2. Restrict `notification.create` to admin/system workflows.
3. Fix `testAiConnection` to truly support both providers.
4. Make `pnpm test:unit` and `pnpm typecheck` green again.
5. Remove remaining legacy `role`/`roleId` ambiguity where possible.
## Phase 1: Extract The Application Layer
Without changing the UI yet:
- add use-case services
- move router logic into them
- introduce outbox writes
- standardize domain events
This phase creates the seam for the rest of v2.
## Phase 2: Introduce New Core Tables With Dual Write
- create `DemandRequirement`, normalized skills, normalized calendar tables
- dual-write from old flows
- build migration scripts and backfills
- add compatibility query adapters
## Phase 3: Rebuild The Timeline And Wizard Against New Read Models
- timeline consumes query DTOs
- wizard consumes demand/assignment APIs
- staffing suggestions come from snapshots, not direct all-resource scans
## Phase 4: Turn On Parallel Agents
- Match Agent
- Conflict Agent
- Budget Risk Agent
- Notification Agent
- Import Agent
- AI Agent
## Phase 5: Optional Service Extraction
Only after the domain seams hold:
- extract workers into separate deployables if load justifies it
- keep the transactional core close to the DB
---
## Recommended Immediate Improvement Backlog
If I had to choose the highest-leverage next moves:
1. Fix auth, notification permissions, AI test path, and broken repo checks.

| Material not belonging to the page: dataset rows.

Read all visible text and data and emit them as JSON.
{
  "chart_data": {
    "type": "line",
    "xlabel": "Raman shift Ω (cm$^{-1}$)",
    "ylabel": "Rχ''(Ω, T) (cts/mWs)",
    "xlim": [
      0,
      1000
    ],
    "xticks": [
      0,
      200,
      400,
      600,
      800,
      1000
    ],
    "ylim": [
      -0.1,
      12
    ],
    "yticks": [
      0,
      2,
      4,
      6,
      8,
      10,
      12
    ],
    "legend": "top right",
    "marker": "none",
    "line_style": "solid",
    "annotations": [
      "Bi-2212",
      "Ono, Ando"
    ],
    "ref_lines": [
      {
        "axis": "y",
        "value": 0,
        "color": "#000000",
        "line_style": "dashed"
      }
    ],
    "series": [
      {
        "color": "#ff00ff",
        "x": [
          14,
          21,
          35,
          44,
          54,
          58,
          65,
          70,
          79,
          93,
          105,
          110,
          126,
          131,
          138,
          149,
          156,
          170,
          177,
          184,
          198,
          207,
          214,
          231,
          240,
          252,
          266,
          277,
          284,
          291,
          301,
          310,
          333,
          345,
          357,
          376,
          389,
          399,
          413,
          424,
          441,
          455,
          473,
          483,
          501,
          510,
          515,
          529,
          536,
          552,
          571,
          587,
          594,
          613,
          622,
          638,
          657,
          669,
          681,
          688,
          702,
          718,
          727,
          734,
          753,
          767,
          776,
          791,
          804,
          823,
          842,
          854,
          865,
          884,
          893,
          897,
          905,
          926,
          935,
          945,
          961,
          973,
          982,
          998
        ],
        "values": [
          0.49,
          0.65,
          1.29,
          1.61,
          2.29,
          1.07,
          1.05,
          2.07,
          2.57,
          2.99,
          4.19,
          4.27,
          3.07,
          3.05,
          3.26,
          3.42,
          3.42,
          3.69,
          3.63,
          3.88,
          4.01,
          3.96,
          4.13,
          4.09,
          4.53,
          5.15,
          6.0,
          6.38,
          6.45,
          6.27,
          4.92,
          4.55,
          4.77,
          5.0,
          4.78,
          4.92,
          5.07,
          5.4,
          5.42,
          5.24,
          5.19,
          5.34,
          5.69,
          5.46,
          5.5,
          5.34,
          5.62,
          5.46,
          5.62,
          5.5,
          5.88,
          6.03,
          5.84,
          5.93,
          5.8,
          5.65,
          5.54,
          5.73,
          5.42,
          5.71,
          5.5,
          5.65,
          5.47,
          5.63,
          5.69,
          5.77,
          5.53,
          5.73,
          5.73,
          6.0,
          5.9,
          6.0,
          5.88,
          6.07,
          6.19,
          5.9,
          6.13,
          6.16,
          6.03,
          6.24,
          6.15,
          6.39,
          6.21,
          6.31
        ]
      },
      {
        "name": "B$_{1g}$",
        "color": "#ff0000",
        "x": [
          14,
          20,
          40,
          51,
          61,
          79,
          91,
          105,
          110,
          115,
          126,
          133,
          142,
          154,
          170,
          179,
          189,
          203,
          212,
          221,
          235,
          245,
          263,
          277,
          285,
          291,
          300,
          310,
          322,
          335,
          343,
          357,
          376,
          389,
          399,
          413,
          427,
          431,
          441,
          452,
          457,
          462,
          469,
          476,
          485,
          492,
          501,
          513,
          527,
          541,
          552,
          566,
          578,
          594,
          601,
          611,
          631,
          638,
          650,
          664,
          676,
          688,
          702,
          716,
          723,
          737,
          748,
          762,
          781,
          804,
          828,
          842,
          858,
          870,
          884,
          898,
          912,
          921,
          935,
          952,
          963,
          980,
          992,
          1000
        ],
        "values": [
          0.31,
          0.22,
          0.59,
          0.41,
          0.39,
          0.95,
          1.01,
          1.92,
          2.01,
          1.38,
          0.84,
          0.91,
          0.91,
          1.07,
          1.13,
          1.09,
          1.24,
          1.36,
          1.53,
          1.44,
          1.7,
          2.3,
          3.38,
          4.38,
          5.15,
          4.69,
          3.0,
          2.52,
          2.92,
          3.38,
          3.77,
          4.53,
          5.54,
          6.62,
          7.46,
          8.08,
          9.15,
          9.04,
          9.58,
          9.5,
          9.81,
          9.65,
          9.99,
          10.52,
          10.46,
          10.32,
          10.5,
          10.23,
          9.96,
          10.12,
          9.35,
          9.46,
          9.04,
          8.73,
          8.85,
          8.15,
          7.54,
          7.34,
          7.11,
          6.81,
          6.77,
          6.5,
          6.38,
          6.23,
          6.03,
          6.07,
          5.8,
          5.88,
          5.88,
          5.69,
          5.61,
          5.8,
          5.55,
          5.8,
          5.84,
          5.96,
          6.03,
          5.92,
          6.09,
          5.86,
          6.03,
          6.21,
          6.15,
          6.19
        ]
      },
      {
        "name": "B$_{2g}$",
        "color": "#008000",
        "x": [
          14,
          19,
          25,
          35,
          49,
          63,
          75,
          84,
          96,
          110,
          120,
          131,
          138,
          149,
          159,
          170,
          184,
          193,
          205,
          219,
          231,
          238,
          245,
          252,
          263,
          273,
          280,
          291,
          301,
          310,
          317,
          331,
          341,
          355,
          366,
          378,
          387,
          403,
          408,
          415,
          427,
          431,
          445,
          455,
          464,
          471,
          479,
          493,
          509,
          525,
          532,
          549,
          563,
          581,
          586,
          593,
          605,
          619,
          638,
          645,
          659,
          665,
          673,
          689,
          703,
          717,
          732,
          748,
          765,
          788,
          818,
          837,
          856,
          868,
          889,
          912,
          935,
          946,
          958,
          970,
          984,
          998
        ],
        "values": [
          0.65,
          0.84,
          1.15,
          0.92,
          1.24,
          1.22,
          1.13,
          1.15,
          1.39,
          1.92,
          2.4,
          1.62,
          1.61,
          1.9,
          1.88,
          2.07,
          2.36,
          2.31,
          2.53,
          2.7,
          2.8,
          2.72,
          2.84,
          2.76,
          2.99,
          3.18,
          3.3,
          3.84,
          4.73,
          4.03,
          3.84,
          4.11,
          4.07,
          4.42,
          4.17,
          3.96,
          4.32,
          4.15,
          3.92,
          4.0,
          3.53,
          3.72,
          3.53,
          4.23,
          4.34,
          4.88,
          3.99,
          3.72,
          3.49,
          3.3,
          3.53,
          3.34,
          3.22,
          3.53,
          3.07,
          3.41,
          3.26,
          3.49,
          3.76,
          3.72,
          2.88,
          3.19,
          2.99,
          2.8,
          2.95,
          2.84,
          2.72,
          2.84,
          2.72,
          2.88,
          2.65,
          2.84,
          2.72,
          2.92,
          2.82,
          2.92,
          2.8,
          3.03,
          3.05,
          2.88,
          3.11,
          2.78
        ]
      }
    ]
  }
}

2. Create `packages/application` and move allocation/timeline/project workflows into it.
3. Introduce `DemandRequirement` and stop using placeholder allocations as a dual-purpose model.
4. Rebuild staffing suggestions around normalized skills + calendar-aware capacity.
5. Split timeline and project wizard around view-model boundaries, not just JSX extraction.
---
## Bottom Line
**V2 should not be “more features on the current shape.”**
It should be:
- a cleaner domain model
- a thinner API layer
- async agents for expensive side effects
- read models for planning screens
- normalized planning entities with JSONB reserved for extension points
That will make Planarchy better at the thing it claims to be: a planning system, not just a CRUD app with a timeline.